第28話 2票目ゲット

 太陽が夕日に変わる頃、レオンは封印の塔近くの草むらに倒れていた。


 目を覚ますと胸の傷は完治とはいかないが、命に別条が無いレベルまでは治っている。


 すぐ横にはオルファが座り込み、霧越しに漏れる夕焼けを眺めていた。


「……私を殺さなかったのですか?」


 感情を全て吐き出し切ったレオンは、とりあえず今は冷静な状態に戻ったらしい。


 だがそれは一時的な物、ただ暴れて怒りが収まっただけで人間への憎しみがなくなったのとは別だ。


「お前にはこっちについてもらわないといけないからな」

「やはりそれが目的ですか、ですが勝負に負けたとか、傷を直して貰った程度で私が心変わりするとお思いですか?」

「思ってないよ、だからさ、人間を嫌いなまま俺らに協力してくれないか?」


 意味不明の言葉に、レオンは疑問符を浮かべる。


 人間を嫌いなまま穏健派にとは、まるで矛盾している。


 それとも魔王三人の戦力を使い強制的に屈服させようというのか?


 けれどオルファは穏やかな顔で言った。


「いや、正直さ、俺最初お前のこと説得しようと思ってたんだよ、でもさ、ヒトの感情って理屈じゃないし、お前の方が正しいよ。

 どれだけ間違った行動だろうと、死んだ彼女が嫌がりそうな事でも、大切なヒトを奪った存在を好きになれるわけが無い。

 逆に愛せる奴がいたらそいつは間違ってないけど、ヒトとして何かがズレていると思う」


 急に自分を弁護する言い方にレオンは何も言えず、黙って聞く。


 一体この男は何が狙いなのか、レオンの疑問は深まるばかりだ。


「だからさ、人間を嫌いなまま、アリシアさんの為に彼女の意志を受け継いでくれよ」

「! ど、どういう意味ですか?」


「そのままだよ、お前はさ、大切なヒトを人間に奪われているんだ。だからお前自身は人間を好きにならなくていい、人間を嫌いなままでいい、だから人間を守りたいから戦争を止めるんじゃなくて、、アリシアさんが人間との共存を望んだから戦争を止めるんだ。

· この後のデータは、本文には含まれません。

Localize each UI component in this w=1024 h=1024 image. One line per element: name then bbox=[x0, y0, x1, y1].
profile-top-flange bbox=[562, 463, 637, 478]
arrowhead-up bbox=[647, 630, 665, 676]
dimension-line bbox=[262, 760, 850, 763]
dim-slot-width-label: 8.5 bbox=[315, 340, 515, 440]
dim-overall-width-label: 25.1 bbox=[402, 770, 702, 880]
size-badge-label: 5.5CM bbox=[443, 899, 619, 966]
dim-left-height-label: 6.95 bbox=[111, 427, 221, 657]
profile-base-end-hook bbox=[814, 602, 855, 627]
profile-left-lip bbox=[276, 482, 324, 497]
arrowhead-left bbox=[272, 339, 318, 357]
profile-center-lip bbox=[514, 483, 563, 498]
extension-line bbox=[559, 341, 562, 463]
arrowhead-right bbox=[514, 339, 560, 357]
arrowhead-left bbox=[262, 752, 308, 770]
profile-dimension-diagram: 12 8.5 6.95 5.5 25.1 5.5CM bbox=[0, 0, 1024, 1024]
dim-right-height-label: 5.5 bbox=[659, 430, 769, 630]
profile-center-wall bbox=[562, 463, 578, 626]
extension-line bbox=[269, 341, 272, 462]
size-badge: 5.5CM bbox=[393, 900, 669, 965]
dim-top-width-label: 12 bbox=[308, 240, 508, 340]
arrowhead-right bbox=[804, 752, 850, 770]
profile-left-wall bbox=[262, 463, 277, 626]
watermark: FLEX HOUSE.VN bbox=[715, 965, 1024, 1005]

 自分の為じゃなくて、あくまでアリシアさんの為にやるんだよ」


「……しかしアリシアはもう」

「それに俺も別に人間好きなわけじゃないし」

「なっ!? ぐっ!」


 爆弾発言に起き上がろうとして、胸の痛みに声が漏れる。


「で、ではメル様同様国民の為にこの争いを終わらせようと?」

「まぁそれも無いわけじゃないけどよ、さっき言ったろ、どうしても叶えてやりたい夢があるって」

「はい」

「あれはそういう意味だよ、人間と魔族が争わない世界、それは俺の夢じゃない、あいつの、アルムの夢なんだ」

「アルム……西の魔王様ですか?」

「ああ、だからさ、お前も俺と同じ事して欲しいんだよ、自分の夢じゃなくて、アリシアさんの夢を守るために、さ」


 オルファの言葉にレオンはハッとし、ゆっくりと夕日へ視線を投げた。


「……アリシアの……ため」



 この日、オルファはヒトの価値観を変えずに仲間へ引き込む事に成功した。